Mian holds a bachelor’s and Ph.D. from MIT. He is a fellow of the Econometric Society, a recipient of a Guggenheim fellowship, co-director of Economics for Inclusive Prosperity and co-author of “House of Debt,” which examines the role of household debt in the Great Recession and its implications for economic policy. He was selected by the International Monetary Fund in 2014 as one of the world’s top young economists.
Mansour Shayegan
Shayegan, a professor of electrical and computer engineering, focuses on the physics of semiconductors, especially their electronic properties. His research includes the fabrication and measurement of very clean quantum-confined carrier systems.

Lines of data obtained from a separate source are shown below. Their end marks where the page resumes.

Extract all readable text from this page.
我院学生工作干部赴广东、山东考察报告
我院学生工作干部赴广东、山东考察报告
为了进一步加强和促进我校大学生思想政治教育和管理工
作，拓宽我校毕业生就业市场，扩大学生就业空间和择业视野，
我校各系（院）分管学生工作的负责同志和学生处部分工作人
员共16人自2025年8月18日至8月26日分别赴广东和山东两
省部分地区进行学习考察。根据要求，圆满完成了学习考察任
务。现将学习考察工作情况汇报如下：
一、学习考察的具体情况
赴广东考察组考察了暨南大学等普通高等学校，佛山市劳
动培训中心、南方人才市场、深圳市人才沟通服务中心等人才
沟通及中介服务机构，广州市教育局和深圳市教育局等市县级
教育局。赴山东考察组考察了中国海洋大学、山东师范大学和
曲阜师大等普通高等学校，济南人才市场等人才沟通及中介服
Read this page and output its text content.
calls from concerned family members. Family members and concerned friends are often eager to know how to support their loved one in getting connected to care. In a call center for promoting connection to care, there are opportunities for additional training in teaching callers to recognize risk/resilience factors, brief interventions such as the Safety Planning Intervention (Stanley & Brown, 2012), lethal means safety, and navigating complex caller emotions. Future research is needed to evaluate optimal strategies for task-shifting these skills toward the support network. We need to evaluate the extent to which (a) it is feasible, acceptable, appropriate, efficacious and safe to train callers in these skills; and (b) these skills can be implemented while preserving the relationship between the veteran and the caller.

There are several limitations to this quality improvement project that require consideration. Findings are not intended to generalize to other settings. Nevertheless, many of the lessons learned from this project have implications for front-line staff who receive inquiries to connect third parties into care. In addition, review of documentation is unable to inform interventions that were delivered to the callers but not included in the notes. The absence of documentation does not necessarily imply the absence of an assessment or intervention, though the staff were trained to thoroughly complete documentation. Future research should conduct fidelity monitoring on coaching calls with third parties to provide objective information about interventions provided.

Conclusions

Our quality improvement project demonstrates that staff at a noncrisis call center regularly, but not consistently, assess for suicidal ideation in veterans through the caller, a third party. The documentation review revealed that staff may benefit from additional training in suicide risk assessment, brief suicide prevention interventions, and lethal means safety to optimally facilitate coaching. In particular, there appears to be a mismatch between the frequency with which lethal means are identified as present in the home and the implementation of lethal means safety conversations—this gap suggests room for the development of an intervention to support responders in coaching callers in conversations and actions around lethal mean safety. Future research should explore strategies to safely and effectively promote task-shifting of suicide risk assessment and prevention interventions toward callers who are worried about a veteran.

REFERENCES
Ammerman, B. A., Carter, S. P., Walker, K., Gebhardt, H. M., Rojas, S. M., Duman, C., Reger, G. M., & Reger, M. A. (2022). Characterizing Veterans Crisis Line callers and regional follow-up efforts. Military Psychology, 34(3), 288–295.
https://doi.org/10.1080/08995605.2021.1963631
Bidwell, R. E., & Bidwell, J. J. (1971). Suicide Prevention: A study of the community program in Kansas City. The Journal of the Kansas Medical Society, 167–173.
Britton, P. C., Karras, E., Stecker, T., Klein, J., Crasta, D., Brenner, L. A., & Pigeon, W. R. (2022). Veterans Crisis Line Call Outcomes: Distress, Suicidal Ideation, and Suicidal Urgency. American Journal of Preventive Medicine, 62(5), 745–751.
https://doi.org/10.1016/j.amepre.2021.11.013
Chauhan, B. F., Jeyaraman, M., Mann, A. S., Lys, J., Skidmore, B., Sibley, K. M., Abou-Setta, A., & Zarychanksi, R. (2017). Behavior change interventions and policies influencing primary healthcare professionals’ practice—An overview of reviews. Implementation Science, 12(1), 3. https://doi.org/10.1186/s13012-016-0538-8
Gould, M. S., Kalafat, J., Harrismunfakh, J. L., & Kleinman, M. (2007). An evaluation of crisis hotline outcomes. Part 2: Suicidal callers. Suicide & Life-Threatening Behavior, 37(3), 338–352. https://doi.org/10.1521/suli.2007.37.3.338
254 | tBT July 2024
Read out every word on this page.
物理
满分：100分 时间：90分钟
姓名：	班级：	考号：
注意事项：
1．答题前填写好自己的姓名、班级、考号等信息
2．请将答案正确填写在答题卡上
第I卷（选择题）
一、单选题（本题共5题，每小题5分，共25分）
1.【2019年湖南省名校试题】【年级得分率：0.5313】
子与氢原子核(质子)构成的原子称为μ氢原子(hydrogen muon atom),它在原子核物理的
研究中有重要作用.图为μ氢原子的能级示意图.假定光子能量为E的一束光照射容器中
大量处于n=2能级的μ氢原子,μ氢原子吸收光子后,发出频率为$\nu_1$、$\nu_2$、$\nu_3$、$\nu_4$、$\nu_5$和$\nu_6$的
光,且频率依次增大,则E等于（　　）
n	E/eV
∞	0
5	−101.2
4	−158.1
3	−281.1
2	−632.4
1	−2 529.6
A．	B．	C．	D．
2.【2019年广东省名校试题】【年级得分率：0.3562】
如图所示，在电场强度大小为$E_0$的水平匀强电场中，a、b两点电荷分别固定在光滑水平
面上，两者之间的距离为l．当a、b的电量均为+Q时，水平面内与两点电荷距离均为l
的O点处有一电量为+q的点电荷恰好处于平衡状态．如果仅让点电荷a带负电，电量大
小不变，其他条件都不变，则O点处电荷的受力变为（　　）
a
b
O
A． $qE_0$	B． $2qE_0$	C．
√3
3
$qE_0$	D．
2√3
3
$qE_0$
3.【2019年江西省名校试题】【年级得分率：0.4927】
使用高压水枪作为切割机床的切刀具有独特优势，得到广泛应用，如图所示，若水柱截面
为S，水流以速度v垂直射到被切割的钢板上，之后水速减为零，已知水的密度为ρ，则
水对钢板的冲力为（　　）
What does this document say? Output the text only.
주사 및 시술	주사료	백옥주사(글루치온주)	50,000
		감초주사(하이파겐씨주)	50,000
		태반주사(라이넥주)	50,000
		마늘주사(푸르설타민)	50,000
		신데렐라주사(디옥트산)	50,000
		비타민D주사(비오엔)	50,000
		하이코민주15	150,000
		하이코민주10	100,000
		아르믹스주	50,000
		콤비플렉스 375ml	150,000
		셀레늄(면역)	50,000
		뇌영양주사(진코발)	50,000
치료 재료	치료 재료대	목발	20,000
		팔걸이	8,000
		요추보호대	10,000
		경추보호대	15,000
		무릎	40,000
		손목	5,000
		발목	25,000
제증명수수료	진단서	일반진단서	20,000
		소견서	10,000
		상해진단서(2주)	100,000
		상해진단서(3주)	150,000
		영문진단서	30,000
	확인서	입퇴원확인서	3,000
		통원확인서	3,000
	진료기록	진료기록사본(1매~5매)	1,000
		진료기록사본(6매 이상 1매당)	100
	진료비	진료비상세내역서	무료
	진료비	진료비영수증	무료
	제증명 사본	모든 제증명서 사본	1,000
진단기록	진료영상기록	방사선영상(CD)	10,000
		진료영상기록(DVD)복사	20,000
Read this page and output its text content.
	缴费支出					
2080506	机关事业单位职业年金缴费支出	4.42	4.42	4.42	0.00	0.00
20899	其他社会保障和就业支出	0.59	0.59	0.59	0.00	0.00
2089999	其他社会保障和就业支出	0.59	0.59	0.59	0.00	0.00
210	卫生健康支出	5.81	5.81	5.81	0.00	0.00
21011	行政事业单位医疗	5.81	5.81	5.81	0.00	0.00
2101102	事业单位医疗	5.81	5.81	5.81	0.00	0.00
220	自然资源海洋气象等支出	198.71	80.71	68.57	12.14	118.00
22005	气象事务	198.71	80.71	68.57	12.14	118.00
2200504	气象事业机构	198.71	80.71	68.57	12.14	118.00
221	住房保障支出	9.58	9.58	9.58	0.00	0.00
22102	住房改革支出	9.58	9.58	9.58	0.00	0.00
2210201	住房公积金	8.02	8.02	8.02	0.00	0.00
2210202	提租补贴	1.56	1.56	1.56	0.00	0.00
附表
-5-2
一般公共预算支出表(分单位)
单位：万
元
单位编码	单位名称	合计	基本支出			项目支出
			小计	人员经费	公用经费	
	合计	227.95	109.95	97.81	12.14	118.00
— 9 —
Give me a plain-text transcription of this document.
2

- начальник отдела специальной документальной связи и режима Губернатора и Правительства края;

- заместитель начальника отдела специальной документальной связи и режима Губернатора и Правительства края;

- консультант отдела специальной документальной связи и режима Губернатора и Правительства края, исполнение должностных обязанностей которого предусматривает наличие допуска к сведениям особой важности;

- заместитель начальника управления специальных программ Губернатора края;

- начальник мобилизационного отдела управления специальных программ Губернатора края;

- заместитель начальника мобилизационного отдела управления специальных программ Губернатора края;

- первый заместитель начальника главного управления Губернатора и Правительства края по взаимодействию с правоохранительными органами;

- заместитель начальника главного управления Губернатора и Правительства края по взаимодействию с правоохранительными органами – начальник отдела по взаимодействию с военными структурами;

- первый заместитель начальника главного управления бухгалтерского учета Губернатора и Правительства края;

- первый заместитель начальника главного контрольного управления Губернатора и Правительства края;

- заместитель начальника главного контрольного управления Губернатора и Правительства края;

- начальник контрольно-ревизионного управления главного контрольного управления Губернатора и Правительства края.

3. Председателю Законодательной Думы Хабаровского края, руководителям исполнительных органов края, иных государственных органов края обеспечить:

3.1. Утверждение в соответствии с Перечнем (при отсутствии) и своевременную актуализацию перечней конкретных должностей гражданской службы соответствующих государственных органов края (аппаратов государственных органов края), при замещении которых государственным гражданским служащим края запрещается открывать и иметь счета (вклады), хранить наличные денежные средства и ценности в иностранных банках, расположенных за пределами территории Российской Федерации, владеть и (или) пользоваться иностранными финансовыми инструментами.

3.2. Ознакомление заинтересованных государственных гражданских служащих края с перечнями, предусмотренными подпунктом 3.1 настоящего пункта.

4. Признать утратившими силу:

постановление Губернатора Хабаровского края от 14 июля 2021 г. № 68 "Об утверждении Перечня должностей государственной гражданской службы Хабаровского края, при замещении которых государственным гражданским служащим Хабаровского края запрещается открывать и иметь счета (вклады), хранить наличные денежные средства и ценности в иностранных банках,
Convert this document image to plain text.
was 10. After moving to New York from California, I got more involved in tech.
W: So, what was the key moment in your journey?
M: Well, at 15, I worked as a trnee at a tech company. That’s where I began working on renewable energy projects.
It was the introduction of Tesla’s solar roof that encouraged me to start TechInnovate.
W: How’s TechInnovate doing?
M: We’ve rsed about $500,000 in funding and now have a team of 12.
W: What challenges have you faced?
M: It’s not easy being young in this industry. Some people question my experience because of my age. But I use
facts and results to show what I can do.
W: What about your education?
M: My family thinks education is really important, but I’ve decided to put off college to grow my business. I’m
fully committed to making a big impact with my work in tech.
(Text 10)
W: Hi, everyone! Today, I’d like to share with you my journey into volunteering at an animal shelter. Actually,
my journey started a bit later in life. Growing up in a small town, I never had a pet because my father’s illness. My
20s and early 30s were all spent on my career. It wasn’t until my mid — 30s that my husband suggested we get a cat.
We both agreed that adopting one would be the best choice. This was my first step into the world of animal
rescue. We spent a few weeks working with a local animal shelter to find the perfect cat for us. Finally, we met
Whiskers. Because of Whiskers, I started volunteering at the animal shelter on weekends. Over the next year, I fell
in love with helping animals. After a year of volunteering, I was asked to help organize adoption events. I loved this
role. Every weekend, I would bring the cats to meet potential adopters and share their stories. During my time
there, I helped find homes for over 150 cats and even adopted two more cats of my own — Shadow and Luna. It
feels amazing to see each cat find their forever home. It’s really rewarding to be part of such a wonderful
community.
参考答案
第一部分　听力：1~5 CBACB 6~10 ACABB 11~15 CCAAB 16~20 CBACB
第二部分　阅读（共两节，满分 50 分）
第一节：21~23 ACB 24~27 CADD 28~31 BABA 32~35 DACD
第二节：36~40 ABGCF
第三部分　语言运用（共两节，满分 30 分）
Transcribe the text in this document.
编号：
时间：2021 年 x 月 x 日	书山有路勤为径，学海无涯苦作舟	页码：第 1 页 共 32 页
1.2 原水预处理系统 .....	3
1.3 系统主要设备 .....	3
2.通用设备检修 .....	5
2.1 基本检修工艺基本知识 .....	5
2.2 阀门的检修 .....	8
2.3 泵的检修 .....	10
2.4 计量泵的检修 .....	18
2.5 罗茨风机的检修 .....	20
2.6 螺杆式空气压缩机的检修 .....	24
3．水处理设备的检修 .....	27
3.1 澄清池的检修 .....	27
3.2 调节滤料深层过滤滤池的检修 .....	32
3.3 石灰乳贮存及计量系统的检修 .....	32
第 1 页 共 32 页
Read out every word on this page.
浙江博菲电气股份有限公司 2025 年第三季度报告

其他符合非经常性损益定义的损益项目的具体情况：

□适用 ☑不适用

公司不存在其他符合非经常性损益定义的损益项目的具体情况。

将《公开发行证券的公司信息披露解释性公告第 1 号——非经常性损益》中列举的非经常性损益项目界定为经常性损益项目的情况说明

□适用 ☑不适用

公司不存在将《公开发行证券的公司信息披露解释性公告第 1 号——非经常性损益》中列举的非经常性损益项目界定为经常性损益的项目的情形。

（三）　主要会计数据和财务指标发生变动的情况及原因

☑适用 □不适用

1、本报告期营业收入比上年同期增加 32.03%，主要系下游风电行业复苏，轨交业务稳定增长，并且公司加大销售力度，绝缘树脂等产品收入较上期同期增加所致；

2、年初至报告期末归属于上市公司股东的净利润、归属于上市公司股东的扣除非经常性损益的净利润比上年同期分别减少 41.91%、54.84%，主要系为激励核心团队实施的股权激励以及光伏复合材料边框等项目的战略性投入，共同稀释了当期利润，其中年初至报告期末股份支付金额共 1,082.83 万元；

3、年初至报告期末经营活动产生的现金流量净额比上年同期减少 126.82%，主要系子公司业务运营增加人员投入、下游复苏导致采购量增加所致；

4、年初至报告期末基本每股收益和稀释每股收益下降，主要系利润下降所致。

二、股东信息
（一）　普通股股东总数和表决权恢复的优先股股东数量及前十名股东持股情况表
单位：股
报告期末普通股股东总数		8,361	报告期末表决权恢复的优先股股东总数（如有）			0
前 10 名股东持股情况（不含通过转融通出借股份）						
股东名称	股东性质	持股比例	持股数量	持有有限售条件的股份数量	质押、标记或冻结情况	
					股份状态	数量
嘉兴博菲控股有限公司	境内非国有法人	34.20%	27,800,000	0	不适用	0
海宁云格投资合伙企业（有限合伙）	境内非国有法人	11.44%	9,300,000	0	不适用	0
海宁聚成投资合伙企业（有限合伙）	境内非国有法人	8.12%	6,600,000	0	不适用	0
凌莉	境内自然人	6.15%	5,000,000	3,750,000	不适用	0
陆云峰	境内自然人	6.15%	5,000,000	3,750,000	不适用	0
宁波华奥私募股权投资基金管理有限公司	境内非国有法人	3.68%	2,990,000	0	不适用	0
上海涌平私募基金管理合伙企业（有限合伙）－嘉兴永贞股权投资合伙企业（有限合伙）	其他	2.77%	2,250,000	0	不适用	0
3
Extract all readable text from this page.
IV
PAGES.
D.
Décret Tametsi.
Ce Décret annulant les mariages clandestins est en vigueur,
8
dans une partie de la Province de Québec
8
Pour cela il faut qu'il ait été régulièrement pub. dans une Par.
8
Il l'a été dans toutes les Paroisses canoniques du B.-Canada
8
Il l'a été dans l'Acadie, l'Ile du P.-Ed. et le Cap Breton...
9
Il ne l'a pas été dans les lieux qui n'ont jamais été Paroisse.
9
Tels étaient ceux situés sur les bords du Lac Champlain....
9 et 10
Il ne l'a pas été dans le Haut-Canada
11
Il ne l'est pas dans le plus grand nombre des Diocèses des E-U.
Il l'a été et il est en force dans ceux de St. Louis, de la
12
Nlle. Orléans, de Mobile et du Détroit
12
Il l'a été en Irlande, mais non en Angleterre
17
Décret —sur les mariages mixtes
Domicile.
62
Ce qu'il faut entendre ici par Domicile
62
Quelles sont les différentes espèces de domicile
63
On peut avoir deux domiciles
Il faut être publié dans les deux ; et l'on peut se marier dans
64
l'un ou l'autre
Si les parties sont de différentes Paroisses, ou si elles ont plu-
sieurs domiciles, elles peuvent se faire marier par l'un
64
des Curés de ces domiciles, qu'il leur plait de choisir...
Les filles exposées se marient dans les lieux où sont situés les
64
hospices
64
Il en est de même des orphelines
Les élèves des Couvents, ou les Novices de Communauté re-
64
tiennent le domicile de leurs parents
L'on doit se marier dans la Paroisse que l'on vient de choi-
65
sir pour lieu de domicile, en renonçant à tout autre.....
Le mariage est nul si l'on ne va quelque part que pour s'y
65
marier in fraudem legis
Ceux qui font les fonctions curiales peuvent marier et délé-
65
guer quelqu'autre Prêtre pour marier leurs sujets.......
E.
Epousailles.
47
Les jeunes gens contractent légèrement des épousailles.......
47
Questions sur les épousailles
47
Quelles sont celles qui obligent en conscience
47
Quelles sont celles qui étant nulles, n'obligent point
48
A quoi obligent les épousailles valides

He earned his bachelor’s, master’s and Ph.D. degrees from the Massachusetts Institute of Technology. He has received Princeton’s Graduate Mentoring Award, the Alfred P. Sloan Fellowship, an NSF Presidential Young Investigator Award, the Humboldt Prize and a Fulbright Fellowship, among others. Shayegan is a Gordon and Betty Moore Materials Synthesis Investigator and an elected fellow of the American Physical Society.